As a graduate student, I worked on topics in quantum computing that included quantum cellular automata, quantum finite automata, and space-bounded quantum computation, which were very much off-the-beaten-path in quantum computing at that time. I was definitely interested in those things (and still am), but a big part of choosing to work on them was that others hadn’t so much, and that gave a student like me a fighting chance to contribute and discover something new. I was able to publish papers on this work, and would get invited to speak at quantum computing workshops from time to time, but I wanted to do something somehow more relevant and of broader interest. Then, when I graduated and began working as a postdoc at the Université de Montréal in 1998, I started thinking about quantum interactive proof systems. This turned out to be a topic that would give me a lot to think about for the two decades that followed.
In theoretical computer science, interactive proof systems are an abstract computational model involving an interaction between a hypothetical prover and a verifier. The prover and verifier have different goals: the prover’s goal is to convince the verifier that some given statement is true (whether or not it actually is true), while the verifier’s goal is to check the validity of the prover’s argument — and to not be fooled into believing the statement is true if it happens to be false. You could say that the practical importance of this model is open to debate, but there is no questioning its importance in theoretical terms. It has played a truly salient role in the development of complexity theory, and it’s also important in theoretical cryptography.
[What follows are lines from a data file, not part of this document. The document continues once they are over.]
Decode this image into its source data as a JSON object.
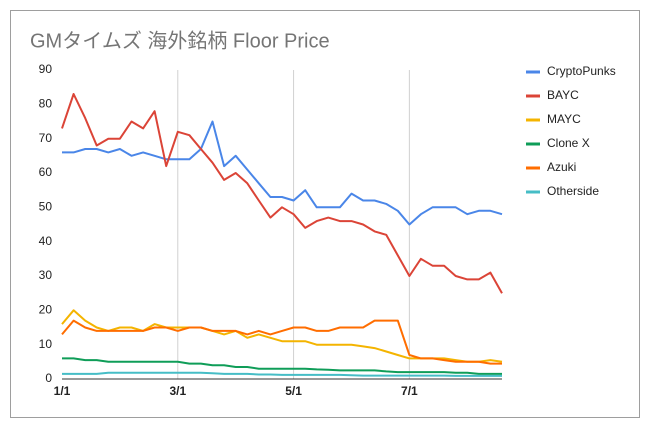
{
  "chart_data": {
    "type": "line",
    "title": "GMタイムズ 海外銘柄 Floor Price",
    "categories": [
      "1/1",
      null,
      null,
      null,
      null,
      null,
      null,
      null,
      null,
      null,
      "3/1",
      null,
      null,
      null,
      null,
      null,
      null,
      null,
      null,
      null,
      "5/1",
      null,
      null,
      null,
      null,
      null,
      null,
      null,
      null,
      null,
      "7/1",
      null,
      null,
      null,
      null,
      null,
      null,
      null,
      null
    ],
    "series": [
      {
        "name": "CryptoPunks",
        "color": "#4a86e8",
        "values": [
          66,
          66,
          67,
          67,
          66,
          67,
          65,
          66,
          65,
          64,
          64,
          64,
          67,
          75,
          62,
          65,
          61,
          57,
          53,
          53,
          52,
          55,
          50,
          50,
          50,
          54,
          52,
          52,
          51,
          49,
          45,
          48,
          50,
          50,
          50,
          48,
          49,
          49,
          48
        ]
      },
      {
        "name": "BAYC",
        "color": "#db4437",
        "values": [
          73,
          83,
          76,
          68,
          70,
          70,
          75,
          73,
          78,
          62,
          72,
          71,
          67,
          63,
          58,
          60,
          57,
          52,
          47,
          50,
          48,
          44,
          46,
          47,
          46,
          46,
          45,
          43,
          42,
          36,
          30,
          35,
          33,
          33,
          30,
          29,
          29,
          31,
          25
        ]
      },
      {
        "name": "MAYC",
        "color": "#f4b400",
        "values": [
          16,
          20,
          17,
          15,
          14,
          15,
          15,
          14,
          16,
          15,
          15,
          15,
          15,
          14,
          13,
          14,
          12,
          13,
          12,
          11,
          11,
          11,
          10,
          10,
          10,
          10,
          9.5,
          9,
          8,
          7,
          6,
          6,
          6,
          6,
          5.5,
          5,
          5,
          5.5,
          5
        ]
      },
      {
        "name": "Clone X",
        "color": "#0f9d58",
        "values": [
          6,
          6,
          5.5,
          5.5,
          5,
          5,
          5,
          5,
          5,
          5,
          5,
          4.5,
          4.5,
          4,
          4,
          3.5,
          3.5,
          3,
          3,
          3,
          3,
          3,
          2.8,
          2.7,
          2.5,
          2.5,
          2.5,
          2.5,
          2.2,
          2,
          2,
          2,
          2,
          2,
          1.8,
          1.8,
          1.5,
          1.5,
          1.5
        ]
      },
      {
        "name": "Azuki",
        "color": "#ff6d00",
        "values": [
          13,
          17,
          15,
          14,
          14,
          14,
          14,
          14,
          15,
          15,
          14,
          15,
          15,
          14,
          14,
          14,
          13,
          14,
          13,
          14,
          15,
          15,
          14,
          14,
          15,
          15,
          15,
          17,
          17,
          17,
          7,
          6,
          6,
          5.5,
          5,
          5,
          5,
          4.5,
          4.5
        ]
      },
      {
        "name": "Otherside",
        "color": "#46bdc6",
        "values": [
          1.5,
          1.5,
          1.5,
          1.5,
          1.8,
          1.8,
          1.8,
          1.8,
          1.8,
          1.8,
          1.8,
          1.8,
          1.8,
          1.7,
          1.5,
          1.5,
          1.5,
          1.3,
          1.3,
          1.2,
          1.2,
          1.2,
          1.2,
          1.2,
          1.2,
          1.1,
          1,
          1,
          1,
          1,
          1,
          1,
          1,
          1,
          0.9,
          0.9,
          0.9,
          0.9,
          0.9
        ]
      }
    ],
    "ylim": [
      0,
      90
    ],
    "yticks": [
      0,
      10,
      20,
      30,
      40,
      50,
      60,
      70,
      80,
      90
    ],
    "legend": "right"
  }
}
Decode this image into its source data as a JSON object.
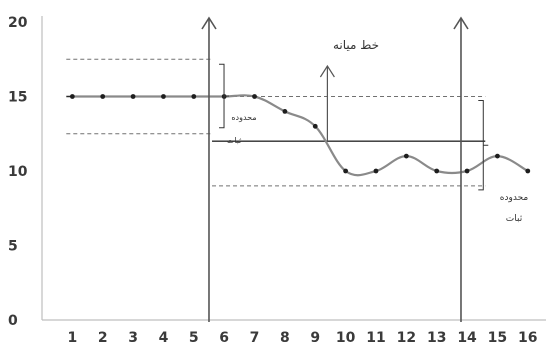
{
  "chart_data": {
    "type": "line",
    "title": "",
    "xlabel": "",
    "ylabel": "",
    "x": [
      1,
      2,
      3,
      4,
      5,
      6,
      7,
      8,
      9,
      10,
      11,
      12,
      13,
      14,
      15,
      16
    ],
    "xlim": [
      0,
      16.6
    ],
    "ylim": [
      0,
      20
    ],
    "x_ticks": [
      1,
      2,
      3,
      4,
      5,
      6,
      7,
      8,
      9,
      10,
      11,
      12,
      13,
      14,
      15,
      16
    ],
    "y_ticks": [
      0,
      5,
      10,
      15,
      20
    ],
    "grid": false,
    "legend": "none",
    "series": [
      {
        "name": "",
        "values": [
          15,
          15,
          15,
          15,
          15,
          15,
          15,
          14,
          13,
          10,
          10,
          11,
          10,
          10,
          11,
          10
        ]
      }
    ],
    "center_lines": [
      {
        "x_range": [
          0.8,
          5.6
        ],
        "y": 15
      },
      {
        "x_range": [
          5.6,
          14.6
        ],
        "y": 12
      }
    ],
    "control_limits": [
      {
        "x_range": [
          0.8,
          5.6
        ],
        "upper": 17.5,
        "lower": 12.5
      },
      {
        "x_range": [
          5.6,
          14.6
        ],
        "upper": 15,
        "lower": 9
      }
    ],
    "shift_markers_x": [
      5.5,
      13.8
    ],
    "annotations": {
      "center_line_label": "خط میانه",
      "stability_label_1_line1": "محدوده",
      "stability_label_1_line2": "ثبات",
      "stability_label_2_line1": "محدوده",
      "stability_label_2_line2": "ثبات"
    },
    "colors": {
      "series": "#8a8a8a",
      "point": "#1e1e1e",
      "axis": "#bfbfbf",
      "limits": "#707070",
      "center": "#2b2b2b",
      "tick_text": "#3a3a3a"
    }
  }
}
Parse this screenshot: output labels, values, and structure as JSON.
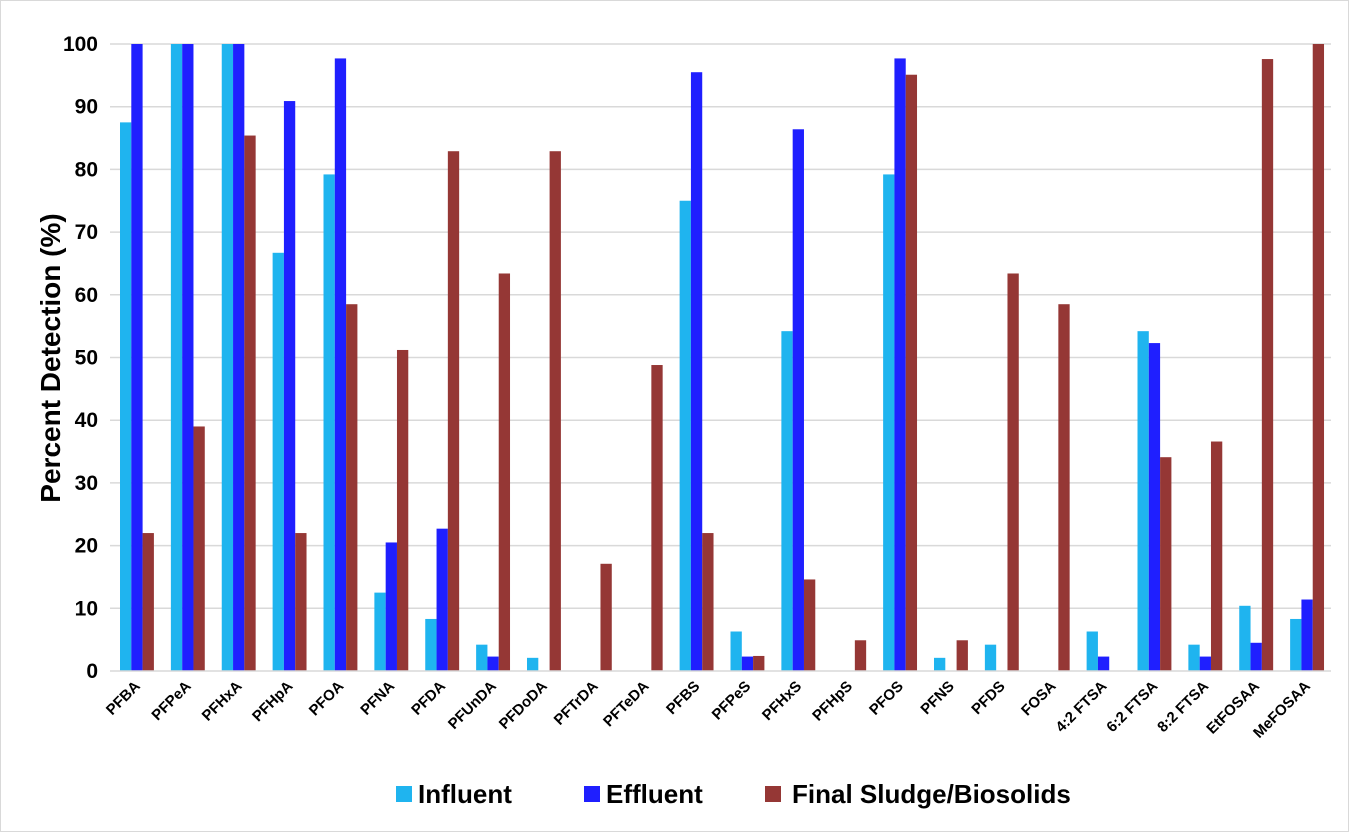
{
  "chart_data": {
    "type": "bar",
    "title": "",
    "xlabel": "",
    "ylabel": "Percent Detection (%)",
    "ylim": [
      0,
      100
    ],
    "yticks": [
      0,
      10,
      20,
      30,
      40,
      50,
      60,
      70,
      80,
      90,
      100
    ],
    "grid": true,
    "legend_position": "bottom",
    "categories": [
      "PFBA",
      "PFPeA",
      "PFHxA",
      "PFHpA",
      "PFOA",
      "PFNA",
      "PFDA",
      "PFUnDA",
      "PFDoDA",
      "PFTrDA",
      "PFTeDA",
      "PFBS",
      "PFPeS",
      "PFHxS",
      "PFHpS",
      "PFOS",
      "PFNS",
      "PFDS",
      "FOSA",
      "4:2 FTSA",
      "6:2 FTSA",
      "8:2 FTSA",
      "EtFOSAA",
      "MeFOSAA"
    ],
    "series": [
      {
        "name": "Influent",
        "color": "#1fb4ef",
        "values": [
          87.5,
          100,
          100,
          66.7,
          79.2,
          12.5,
          8.3,
          4.2,
          2.1,
          0,
          0,
          75,
          6.3,
          54.2,
          0,
          79.2,
          2.1,
          4.2,
          0,
          6.3,
          54.2,
          4.2,
          10.4,
          8.3
        ]
      },
      {
        "name": "Effluent",
        "color": "#1f1fff",
        "values": [
          100,
          100,
          100,
          90.9,
          97.7,
          20.5,
          22.7,
          2.3,
          0,
          0,
          0,
          95.5,
          2.3,
          86.4,
          0,
          97.7,
          0,
          0,
          0,
          2.3,
          52.3,
          2.3,
          4.5,
          11.4
        ]
      },
      {
        "name": "Final Sludge/Biosolids",
        "color": "#953735",
        "values": [
          22,
          39,
          85.4,
          22,
          58.5,
          51.2,
          82.9,
          63.4,
          82.9,
          17.1,
          48.8,
          22,
          2.4,
          14.6,
          4.9,
          95.1,
          4.9,
          63.4,
          58.5,
          0,
          34.1,
          36.6,
          97.6,
          100
        ]
      }
    ]
  }
}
To be clear, these are claims about the classical version of this model, whereas I was working on the quantum version of it, which previously hadn’t really been studied at all.
I discovered something interesting: ordinary (meaning classical) interactive proof systems could be parallelized by making the model quantum, in the sense that long conversations between a classical prover and verifier could be crunched down to just three quantum messages by a quantum interactive proof system. There is no way to do this in a purely classical way unless something unexpected in complexity theory happens: the so-called polynomial-time hierarchy collapses. This is all to say that this was a bonafide interesting result that illustrated a new way to take advantage of quantum information. For the first time, I felt like my work had relevance. This was in the fall of 1998.
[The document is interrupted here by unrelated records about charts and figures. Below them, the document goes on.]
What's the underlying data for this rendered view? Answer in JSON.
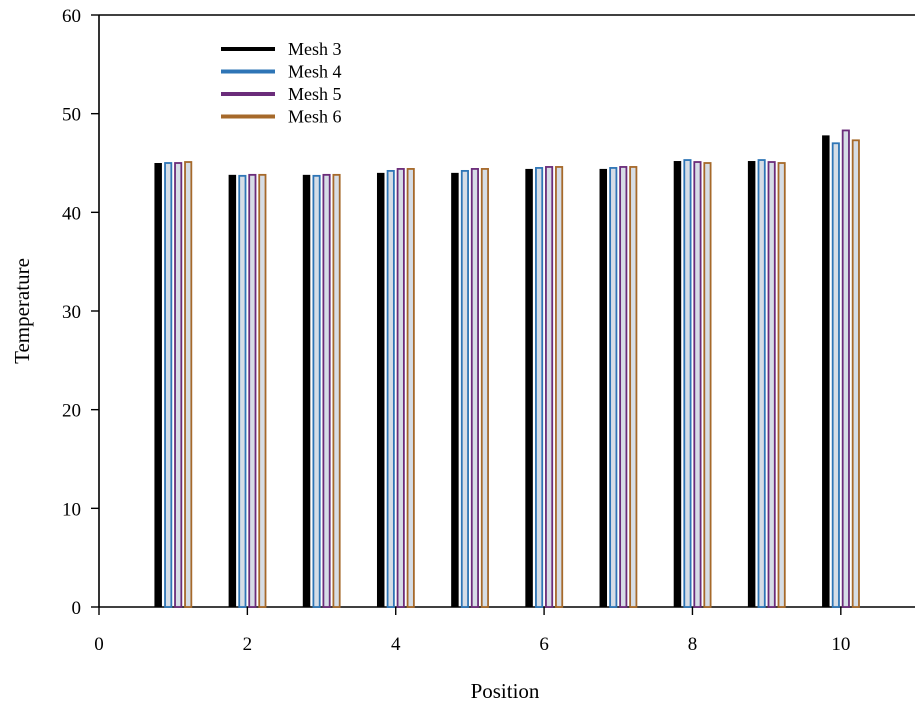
{
  "chart_data": {
    "type": "bar",
    "title": "",
    "xlabel": "Position",
    "ylabel": "Temperature",
    "xlim": [
      0,
      11
    ],
    "ylim": [
      0,
      60
    ],
    "x_ticks": [
      0,
      2,
      4,
      6,
      8,
      10
    ],
    "y_ticks": [
      0,
      10,
      20,
      30,
      40,
      50,
      60
    ],
    "grid": false,
    "legend_position": "top-left",
    "x": [
      1,
      2,
      3,
      4,
      5,
      6,
      7,
      8,
      9,
      10
    ],
    "series": [
      {
        "name": "Mesh 3",
        "color": "#000000",
        "values": [
          45.0,
          43.8,
          43.8,
          44.0,
          44.0,
          44.4,
          44.4,
          45.2,
          45.2,
          47.8
        ]
      },
      {
        "name": "Mesh 4",
        "color": "#2e75b6",
        "values": [
          45.0,
          43.7,
          43.7,
          44.2,
          44.2,
          44.5,
          44.5,
          45.3,
          45.3,
          47.0
        ]
      },
      {
        "name": "Mesh 5",
        "color": "#6b2c7a",
        "values": [
          45.0,
          43.8,
          43.8,
          44.4,
          44.4,
          44.6,
          44.6,
          45.1,
          45.1,
          48.3
        ]
      },
      {
        "name": "Mesh 6",
        "color": "#a6692a",
        "values": [
          45.1,
          43.8,
          43.8,
          44.4,
          44.4,
          44.6,
          44.6,
          45.0,
          45.0,
          47.3
        ]
      }
    ]
  }
}
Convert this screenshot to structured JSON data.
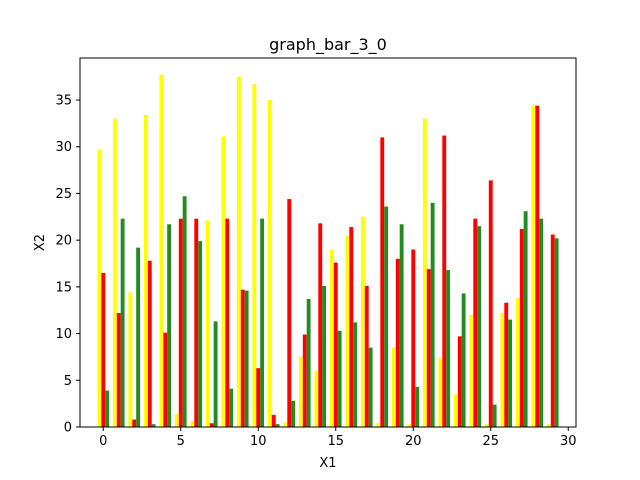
{
  "chart_data": {
    "type": "bar",
    "title": "graph_bar_3_0",
    "xlabel": "X1",
    "ylabel": "X2",
    "xlim": [
      -1.5,
      30.5
    ],
    "ylim": [
      0,
      39.5
    ],
    "xticks": [
      0,
      5,
      10,
      15,
      20,
      25,
      30
    ],
    "yticks": [
      0,
      5,
      10,
      15,
      20,
      25,
      30,
      35
    ],
    "grid": false,
    "x": [
      0,
      1,
      2,
      3,
      4,
      5,
      6,
      7,
      8,
      9,
      10,
      11,
      12,
      13,
      14,
      15,
      16,
      17,
      18,
      19,
      20,
      21,
      22,
      23,
      24,
      25,
      26,
      27,
      28,
      29
    ],
    "series": [
      {
        "color": "#ffff00",
        "offset": -0.25,
        "values": [
          29.7,
          33.0,
          14.4,
          33.4,
          37.7,
          1.4,
          0.6,
          22.1,
          31.1,
          37.5,
          36.7,
          35.0,
          0.5,
          7.5,
          6.0,
          19.0,
          20.5,
          22.5,
          0.4,
          8.5,
          0.3,
          33.0,
          7.4,
          3.5,
          12.0,
          0.3,
          12.2,
          13.8,
          34.4,
          0.3
        ]
      },
      {
        "color": "#ff0000",
        "offset": 0,
        "values": [
          16.5,
          12.2,
          0.8,
          17.8,
          10.1,
          22.3,
          22.3,
          0.4,
          22.3,
          14.7,
          6.3,
          1.3,
          24.4,
          9.9,
          21.8,
          17.6,
          21.4,
          15.1,
          31.0,
          18.0,
          19.0,
          16.9,
          31.2,
          9.7,
          22.3,
          26.4,
          13.3,
          21.2,
          34.4,
          20.6
        ]
      },
      {
        "color": "#228b22",
        "offset": 0.25,
        "values": [
          3.9,
          22.3,
          19.2,
          0.3,
          21.7,
          24.7,
          19.9,
          11.3,
          4.1,
          14.6,
          22.3,
          0.3,
          2.8,
          13.7,
          15.1,
          10.3,
          11.2,
          8.5,
          23.6,
          21.7,
          4.3,
          24.0,
          16.8,
          14.3,
          21.5,
          2.4,
          11.5,
          23.1,
          22.3,
          20.2
        ]
      }
    ]
  }
}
In January 1999, I travelled to DePaul University for the AQIP ’99 (Algorithms in Quantum Information Processing) workshop. The “A” for algorithms was later shed, and the workshop became the premier conference on the theory of quantum computing known as QIP — which is coincidentally the name of the complexity class associated with quantum interactive proof systems that I now had something to say about. I was not invited to speak at the workshop, and did not plan to speak, but I did bring some printed copies of the new paper about quantum interactive proof systems that I’d recently finished. I shared it with several people, and the organizers kindly squeezed in an extra talk slot for me to present it toward the end of the workshop. This would not likely happen now because QIP has become much more formal and competitive, but back then there wasn’t a program committee and talks were by invitation, so it wasn’t so unusual.
One of the people I shared my paper with was Alexei Kitaev — a name that anyone who works in quantum computing recognizes immediately. He was already a legend, even back then, and this was the first time I’d met him. He was giving a talk on the QMA-completeness of the local Hamiltonian problem at the workshop, which is now a cornerstone result in quantum complexity theory. I was really excited to hear about this result, which wasn’t directly about quantum interactive proof systems but was closely related, so I was pretty sure he would be interested in my new work. I gave him a copy of my paper and we talked for a bit, in a short conversation that a few others joined and left in a typical coffee break sort of fashion.
The next morning brought another coffee break, and I was milling around trying not to look awkward when Kitaev came up to me appearing kind of tired but excited. He’d been looking for me! He explained that he was very tired because he’d stayed up all night studying my paper, and he said that it was a beautiful result. I’m not exactly sure how much of it sunk in at that moment and how much of it I came to appreciate later — but when I look back now it seems like it came out of a dream. One of the greatest minds of our time decided to stay up all night studying my work, and found beauty therein.
Now, there really isn’t much point in reading that old paper any longer. Shortly after the workshop, Kitaev invited me to come to Caltech to work with him for a couple of weeks, and in that short time we were able to prove a great deal more about quantum interactive proof systems than I had on my own, completely subsuming my original result in the process. (No problem at all, I still published the paper, as just about any academic researcher would have.) It turned out that not only could classical interactive proof systems be parallelized through quantum information, but so could quantum ones, which is a more general result. And that was just one of several new things we proved. Among the other things was an upper bound on the computational power of quantum interactive proof systems that, to my knowledge, was one of the very first times semidefinite programming was introduced into quantum computing.
I was both awed and humbled by the power of Kitaev’s brain, but not in a negative way. By witnessing greatness, those of us who are more ordinary are offered a glimpse of that to which we may aspire.